Step 4: Heat map visua

This step will calculate the average wave height for each month or each day in 2022 and show the results in heatmaps

height_heat = buoy_clean_combine.hvplot.heatmap(x='month_int', 
                                                y='station', 
                                                C='waveHs', 
                                                reduce_function=np.mean, 
                                                cmap='Magma', 
                                                width=900, 
                                                height=300, 
                                                colorbar=True,
                                                title="Lake Erie NYS Shoreline 2022 Buoys'Wave Height by Month")

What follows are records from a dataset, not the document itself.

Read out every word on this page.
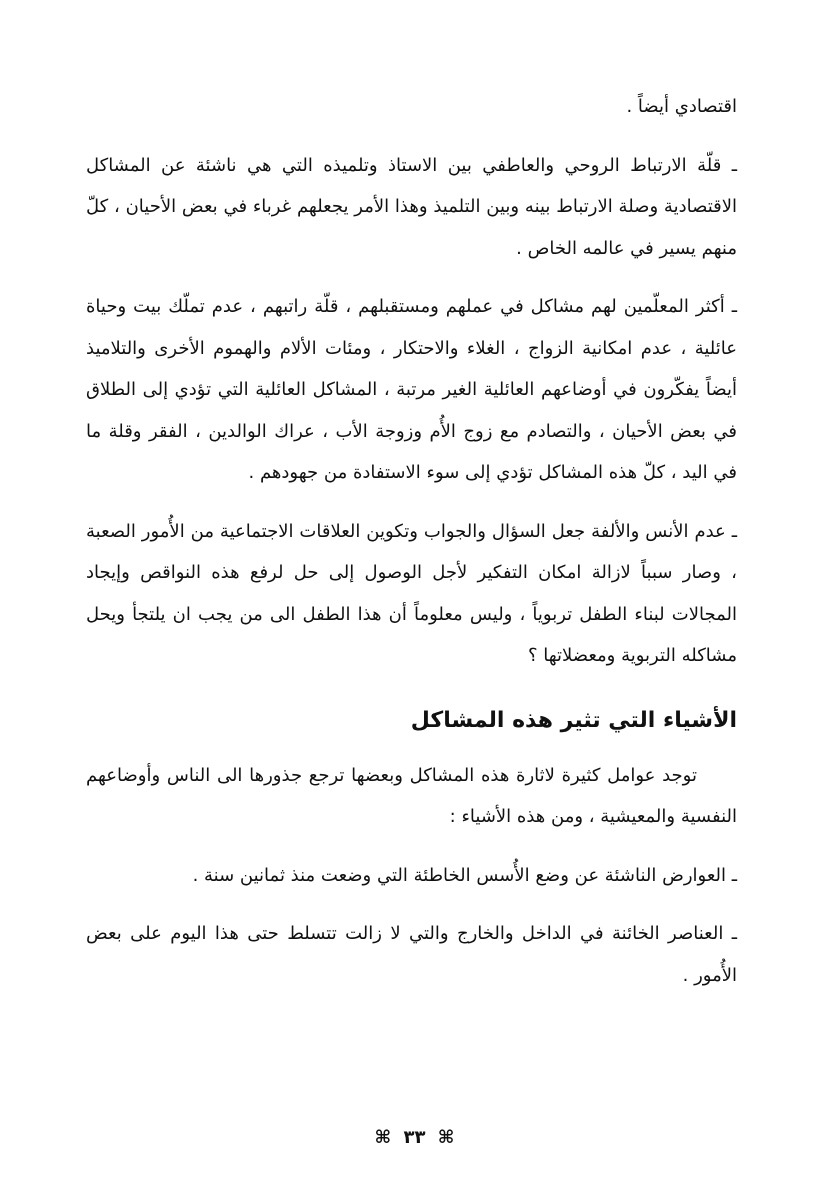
اقتصادي أيضاً .

ـ قلّة الارتباط الروحي والعاطفي بين الاستاذ وتلميذه التي هي ناشئة عن المشاكل الاقتصادية وصلة الارتباط بينه وبين التلميذ وهذا الأمر يجعلهم غرباء في بعض الأحيان ، كلّ منهم يسير في عالمه الخاص .

ـ أكثر المعلّمين لهم مشاكل في عملهم ومستقبلهم ، قلّة راتبهم ، عدم تملّك بيت وحياة عائلية ، عدم امكانية الزواج ، الغلاء والاحتكار ، ومئات الألام والهموم الأخرى والتلاميذ أيضاً يفكّرون في أوضاعهم العائلية الغير مرتبة ، المشاكل العائلية التي تؤدي إلى الطلاق في بعض الأحيان ، والتصادم مع زوج الأُم وزوجة الأب ، عراك الوالدين ، الفقر وقلة ما في اليد ، كلّ هذه المشاكل تؤدي إلى سوء الاستفادة من جهودهم .

ـ عدم الأنس والألفة جعل السؤال والجواب وتكوين العلاقات الاجتماعية من الأُمور الصعبة ، وصار سبباً لازالة امكان التفكير لأجل الوصول إلى حل لرفع هذه النواقص وإيجاد المجالات لبناء الطفل تربوياً ، وليس معلوماً أن هذا الطفل الى من يجب ان يلتجأ ويحل مشاكله التربوية ومعضلاتها ؟

الأشياء التي تثير هذه المشاكل

توجد عوامل كثيرة لاثارة هذه المشاكل وبعضها ترجع جذورها الى الناس وأوضاعهم النفسية والمعيشية ، ومن هذه الأشياء :

ـ العوارض الناشئة عن وضع الأُسس الخاطئة التي وضعت منذ ثمانين سنة .

ـ العناصر الخائنة في الداخل والخارج والتي لا زالت تتسلط حتى هذا اليوم على بعض الأُمور .

⌘ ٣٣ ⌘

height_heat.redim(station="Stations", month_int="Month")

Observation:
The wave height is higher in winter (November to January) and lower in summer (May to August). There is a small time lag for the change of wave height, which means wave height of south shoreline changes earlier than the north shoreline.

height_heat = buoy_clean_combine.hvplot.heatmap(x='day_int', 
                                                y='station', 
                                                C='waveHs', 
                                                reduce_function=np.mean, 
                                                width=900, 
                                                height=300, 
                                                colorbar=True,
                                                cmap='Magma',
                                                title="Lake Erie NYS Shoreline 2022 Buoys'Wave Height by Day")
height_heat.redim(station="Stations", day_int="Day of 2022")

Observation:
In Febuary and March, a lot of buoys have missing data, which is very likly because of the frozen lake. In December, there was a large blizzards and seiche event, which is indicated in this plot. In a single day, the wave height was above 7 meters for almost all the buoys along the NYS shoreline of Lake Erie.